Glaser: So what's that mean for profitability?
Holland: Profitability for GE Capital is going up. You're starting to see lower provisions, which automatically just keeps pushing earnings back up for the segment. Eventually, it will help GE Capital maybe return its dividend to the parent company, probably by 2012 or so.
Glaser: So, looking forward to the rest of 2010, where do you see some of the opportunities for GE are?Read Full Transcript
Holland: The opportunities within GE's industrial business, as a recovery continues to take hold, you're going to see more energy demand and demand for electricity. And that really gives a big boost to GE's energy platform, selling more gas turbines, steam turbines, wind turbines, things that just generate electricity.
At the same time, with the cloud of health-care reform kind of past us, irrespective of whether or not, what the impact might be to business, just the removal of uncertainly helps people make decisions about what to buy in the health-care space. That really helps health care a fair amount. So you're looking at some pretty good news, or positive events, going forward for GE's industrial segment.
Glaser: What scares you most about the prospects for the business?
Holland: The one thing that keeps me held back is just the exposure to commercial real estate on the capital side. The one thing that didn't really happen in the quarter, that I thought might have taken place, is the company just continued to reduce its exposure to commercial real estate.

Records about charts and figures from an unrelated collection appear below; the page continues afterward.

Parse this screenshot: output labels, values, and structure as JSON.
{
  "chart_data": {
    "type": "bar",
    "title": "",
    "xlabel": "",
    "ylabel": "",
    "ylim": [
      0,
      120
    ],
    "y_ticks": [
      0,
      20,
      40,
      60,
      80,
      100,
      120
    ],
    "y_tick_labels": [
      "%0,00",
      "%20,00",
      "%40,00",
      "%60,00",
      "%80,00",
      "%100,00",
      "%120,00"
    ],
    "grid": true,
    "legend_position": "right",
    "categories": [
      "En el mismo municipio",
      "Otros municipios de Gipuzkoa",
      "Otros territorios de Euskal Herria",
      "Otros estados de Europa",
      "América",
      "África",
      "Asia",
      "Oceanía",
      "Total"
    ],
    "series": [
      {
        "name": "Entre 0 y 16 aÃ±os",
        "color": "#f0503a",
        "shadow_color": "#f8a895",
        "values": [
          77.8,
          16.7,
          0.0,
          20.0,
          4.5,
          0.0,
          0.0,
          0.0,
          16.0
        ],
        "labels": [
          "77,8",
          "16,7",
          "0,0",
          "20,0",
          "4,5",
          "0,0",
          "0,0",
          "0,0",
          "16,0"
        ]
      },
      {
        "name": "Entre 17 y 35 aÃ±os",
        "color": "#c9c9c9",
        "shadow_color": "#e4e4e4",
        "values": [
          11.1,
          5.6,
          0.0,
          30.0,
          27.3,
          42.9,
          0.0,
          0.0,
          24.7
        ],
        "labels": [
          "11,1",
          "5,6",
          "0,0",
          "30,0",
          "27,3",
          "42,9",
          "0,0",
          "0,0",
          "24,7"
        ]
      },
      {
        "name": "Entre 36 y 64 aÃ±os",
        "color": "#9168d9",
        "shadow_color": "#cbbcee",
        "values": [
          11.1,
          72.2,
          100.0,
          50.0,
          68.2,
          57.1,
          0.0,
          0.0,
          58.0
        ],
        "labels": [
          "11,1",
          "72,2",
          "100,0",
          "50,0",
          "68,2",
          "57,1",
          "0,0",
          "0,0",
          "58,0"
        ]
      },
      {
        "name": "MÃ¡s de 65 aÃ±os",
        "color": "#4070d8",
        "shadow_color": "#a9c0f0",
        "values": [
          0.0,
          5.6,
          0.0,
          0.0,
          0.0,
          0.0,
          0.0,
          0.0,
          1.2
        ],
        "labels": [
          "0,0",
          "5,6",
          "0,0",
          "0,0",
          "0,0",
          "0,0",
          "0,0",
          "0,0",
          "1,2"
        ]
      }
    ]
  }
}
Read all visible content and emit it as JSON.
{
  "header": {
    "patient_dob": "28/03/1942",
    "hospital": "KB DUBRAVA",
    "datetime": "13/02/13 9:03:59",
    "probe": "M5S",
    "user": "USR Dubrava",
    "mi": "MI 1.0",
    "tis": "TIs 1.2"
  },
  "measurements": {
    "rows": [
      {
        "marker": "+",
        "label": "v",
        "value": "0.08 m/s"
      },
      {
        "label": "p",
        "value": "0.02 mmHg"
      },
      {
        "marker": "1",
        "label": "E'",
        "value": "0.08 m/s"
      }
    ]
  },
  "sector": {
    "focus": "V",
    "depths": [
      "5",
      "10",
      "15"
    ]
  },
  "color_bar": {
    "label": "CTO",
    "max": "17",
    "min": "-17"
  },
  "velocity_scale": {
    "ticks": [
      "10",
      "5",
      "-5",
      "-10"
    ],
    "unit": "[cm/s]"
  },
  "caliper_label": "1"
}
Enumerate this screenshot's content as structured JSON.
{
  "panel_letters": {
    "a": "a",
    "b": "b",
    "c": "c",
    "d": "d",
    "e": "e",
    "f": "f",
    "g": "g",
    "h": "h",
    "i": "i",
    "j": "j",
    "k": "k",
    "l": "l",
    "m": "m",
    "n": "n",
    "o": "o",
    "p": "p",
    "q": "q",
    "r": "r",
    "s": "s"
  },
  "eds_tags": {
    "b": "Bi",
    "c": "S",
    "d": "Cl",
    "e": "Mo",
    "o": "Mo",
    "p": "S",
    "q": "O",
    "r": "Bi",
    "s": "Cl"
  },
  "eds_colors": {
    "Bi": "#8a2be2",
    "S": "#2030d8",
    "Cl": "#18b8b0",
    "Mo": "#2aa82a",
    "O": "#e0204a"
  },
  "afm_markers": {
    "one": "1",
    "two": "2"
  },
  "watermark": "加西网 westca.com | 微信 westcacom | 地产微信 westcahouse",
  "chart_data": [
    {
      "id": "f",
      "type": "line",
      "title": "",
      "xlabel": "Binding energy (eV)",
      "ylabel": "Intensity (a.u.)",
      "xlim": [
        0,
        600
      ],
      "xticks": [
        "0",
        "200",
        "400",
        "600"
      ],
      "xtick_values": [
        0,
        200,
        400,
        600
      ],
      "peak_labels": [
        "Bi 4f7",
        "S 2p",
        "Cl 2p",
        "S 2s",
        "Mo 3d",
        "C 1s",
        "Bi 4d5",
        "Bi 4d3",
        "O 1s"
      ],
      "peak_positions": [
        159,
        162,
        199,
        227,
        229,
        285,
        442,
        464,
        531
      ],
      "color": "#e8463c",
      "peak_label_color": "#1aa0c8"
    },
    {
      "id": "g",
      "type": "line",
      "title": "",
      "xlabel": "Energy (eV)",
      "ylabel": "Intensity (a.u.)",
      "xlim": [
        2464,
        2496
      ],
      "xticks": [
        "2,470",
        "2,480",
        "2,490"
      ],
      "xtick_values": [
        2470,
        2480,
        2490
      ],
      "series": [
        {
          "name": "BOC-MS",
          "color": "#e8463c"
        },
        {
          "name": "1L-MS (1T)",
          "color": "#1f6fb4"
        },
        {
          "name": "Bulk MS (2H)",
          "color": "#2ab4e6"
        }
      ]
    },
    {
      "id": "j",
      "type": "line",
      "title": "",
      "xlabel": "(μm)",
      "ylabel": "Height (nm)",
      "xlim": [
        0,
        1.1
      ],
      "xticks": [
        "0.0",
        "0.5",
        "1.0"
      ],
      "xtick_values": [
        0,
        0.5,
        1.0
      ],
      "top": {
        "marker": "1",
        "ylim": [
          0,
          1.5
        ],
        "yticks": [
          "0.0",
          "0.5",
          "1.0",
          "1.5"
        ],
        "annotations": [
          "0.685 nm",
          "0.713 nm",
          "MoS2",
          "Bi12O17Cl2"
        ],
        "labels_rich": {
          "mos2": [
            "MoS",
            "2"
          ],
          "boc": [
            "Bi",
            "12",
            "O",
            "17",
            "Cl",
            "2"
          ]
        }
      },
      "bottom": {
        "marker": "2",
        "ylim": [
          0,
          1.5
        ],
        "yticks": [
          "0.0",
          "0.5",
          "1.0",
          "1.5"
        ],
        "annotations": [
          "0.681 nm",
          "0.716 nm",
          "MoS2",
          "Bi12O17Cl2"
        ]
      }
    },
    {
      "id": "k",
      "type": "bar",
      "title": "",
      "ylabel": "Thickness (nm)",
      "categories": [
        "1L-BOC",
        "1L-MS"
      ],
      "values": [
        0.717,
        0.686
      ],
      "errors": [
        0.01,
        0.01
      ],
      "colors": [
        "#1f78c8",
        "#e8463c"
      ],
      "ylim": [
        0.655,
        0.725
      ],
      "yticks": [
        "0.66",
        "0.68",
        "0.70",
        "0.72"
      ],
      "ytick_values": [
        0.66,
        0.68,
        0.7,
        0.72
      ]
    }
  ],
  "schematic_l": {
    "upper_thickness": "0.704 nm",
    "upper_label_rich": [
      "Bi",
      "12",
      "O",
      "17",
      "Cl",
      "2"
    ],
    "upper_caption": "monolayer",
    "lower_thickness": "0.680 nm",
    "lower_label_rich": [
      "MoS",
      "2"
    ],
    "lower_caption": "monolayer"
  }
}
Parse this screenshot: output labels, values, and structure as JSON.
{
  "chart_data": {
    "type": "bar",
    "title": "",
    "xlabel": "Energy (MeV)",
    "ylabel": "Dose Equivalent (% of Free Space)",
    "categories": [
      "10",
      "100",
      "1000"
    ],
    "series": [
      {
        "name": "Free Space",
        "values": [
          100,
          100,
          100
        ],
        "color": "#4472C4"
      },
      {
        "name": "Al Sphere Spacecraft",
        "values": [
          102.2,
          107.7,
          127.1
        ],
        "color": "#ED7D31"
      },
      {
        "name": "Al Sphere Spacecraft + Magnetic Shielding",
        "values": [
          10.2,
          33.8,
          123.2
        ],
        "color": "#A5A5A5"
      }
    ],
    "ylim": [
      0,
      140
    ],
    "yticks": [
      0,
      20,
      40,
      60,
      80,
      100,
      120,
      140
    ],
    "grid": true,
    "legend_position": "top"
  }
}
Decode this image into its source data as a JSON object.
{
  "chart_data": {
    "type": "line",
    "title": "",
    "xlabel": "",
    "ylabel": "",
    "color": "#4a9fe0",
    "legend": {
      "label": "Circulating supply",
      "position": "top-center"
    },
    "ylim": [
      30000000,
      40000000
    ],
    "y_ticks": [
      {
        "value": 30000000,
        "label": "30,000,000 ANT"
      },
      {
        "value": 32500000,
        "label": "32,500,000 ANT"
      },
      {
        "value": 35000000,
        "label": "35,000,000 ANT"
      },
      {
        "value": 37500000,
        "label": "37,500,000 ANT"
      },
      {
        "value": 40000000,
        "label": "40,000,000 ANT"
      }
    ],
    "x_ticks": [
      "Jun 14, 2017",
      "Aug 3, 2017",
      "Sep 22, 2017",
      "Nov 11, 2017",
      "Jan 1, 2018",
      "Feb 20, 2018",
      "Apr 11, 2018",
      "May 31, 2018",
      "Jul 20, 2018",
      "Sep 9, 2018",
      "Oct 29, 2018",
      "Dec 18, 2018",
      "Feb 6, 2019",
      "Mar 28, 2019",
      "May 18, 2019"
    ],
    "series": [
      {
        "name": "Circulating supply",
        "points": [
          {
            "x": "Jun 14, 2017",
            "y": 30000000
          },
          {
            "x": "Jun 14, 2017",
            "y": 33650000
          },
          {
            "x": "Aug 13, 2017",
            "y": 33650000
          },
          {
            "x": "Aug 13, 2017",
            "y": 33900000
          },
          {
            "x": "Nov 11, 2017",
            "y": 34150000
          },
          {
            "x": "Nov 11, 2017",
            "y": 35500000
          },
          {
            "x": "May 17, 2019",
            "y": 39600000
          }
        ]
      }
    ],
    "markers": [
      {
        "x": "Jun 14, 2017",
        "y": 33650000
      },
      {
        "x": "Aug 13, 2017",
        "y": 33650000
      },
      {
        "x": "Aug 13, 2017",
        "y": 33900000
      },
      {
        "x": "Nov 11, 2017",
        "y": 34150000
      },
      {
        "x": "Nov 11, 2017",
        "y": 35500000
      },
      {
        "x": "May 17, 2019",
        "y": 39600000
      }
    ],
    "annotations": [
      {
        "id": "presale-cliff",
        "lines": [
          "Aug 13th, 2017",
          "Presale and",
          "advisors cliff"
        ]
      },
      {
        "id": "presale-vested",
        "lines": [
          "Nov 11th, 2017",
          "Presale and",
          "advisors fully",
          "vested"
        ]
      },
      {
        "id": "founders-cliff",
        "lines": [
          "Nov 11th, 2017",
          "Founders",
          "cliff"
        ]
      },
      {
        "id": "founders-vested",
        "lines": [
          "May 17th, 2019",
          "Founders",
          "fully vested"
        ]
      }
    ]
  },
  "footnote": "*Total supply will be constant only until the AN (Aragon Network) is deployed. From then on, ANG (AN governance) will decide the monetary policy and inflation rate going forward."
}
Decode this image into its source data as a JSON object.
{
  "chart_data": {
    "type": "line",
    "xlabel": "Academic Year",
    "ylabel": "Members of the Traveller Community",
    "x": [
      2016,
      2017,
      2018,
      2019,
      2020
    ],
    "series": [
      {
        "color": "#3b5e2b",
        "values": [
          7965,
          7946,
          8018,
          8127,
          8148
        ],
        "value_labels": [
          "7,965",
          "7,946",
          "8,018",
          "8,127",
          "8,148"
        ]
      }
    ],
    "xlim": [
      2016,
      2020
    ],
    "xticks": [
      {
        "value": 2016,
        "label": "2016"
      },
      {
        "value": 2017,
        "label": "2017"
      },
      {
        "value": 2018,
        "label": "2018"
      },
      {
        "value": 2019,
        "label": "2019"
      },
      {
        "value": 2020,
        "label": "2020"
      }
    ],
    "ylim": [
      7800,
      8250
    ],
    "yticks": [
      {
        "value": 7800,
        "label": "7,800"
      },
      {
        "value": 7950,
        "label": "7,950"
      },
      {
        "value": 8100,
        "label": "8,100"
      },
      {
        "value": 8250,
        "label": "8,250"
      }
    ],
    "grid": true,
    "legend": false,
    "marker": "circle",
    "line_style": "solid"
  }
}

And, really, the portfolio stayed essentially flat in the quarter, which I would have expected to see more asset sales.
To me, that signifies that the market is still pretty tight, and pricing isn't where the company wants to actually execute a transaction. Meaning that the company is going to have to continue to slug through more losses in commercial real estate, until that market improves.
Glaser: Speaking of sales, GE has a lot of planned divestitures over the next year. What do you think they're going to do with all of that cash?
Holland: Well, the company has alluded to a raise in the dividend, here in probably 2011, which I think is excellent for shareholders, given that the company slashed it last year. By the end of this year, they're going to have probably over $25 billion of cash on hand, which is over $2.50 a share. You raise the dividends in line with earnings, and you see the potential for both accretion through a buyback and a dividend raise.
So the company has a lot of different options to deploy capital. Right now, I just don't see acquisitions being a really big part of it. Since there aren't many gaping holes in GE's industrial portfolio.
Glaser: Finally, what do you think about the valuation of the shares right now?
Holland: Right now, GE shares, they've risen up a fair amount, over the last couple of weeks here. Our fair value estimate is $25 a share. So I still think that there's room for the company shares to improve. So I think that they're still relatively cheap, but it is a 3-star stock at this point.
Glaser: All right, Daniel, thanks for talking with me today.
Holland: Thanks for having me.
Glaser: For morningstar.com, I'm Jeremy Glaser.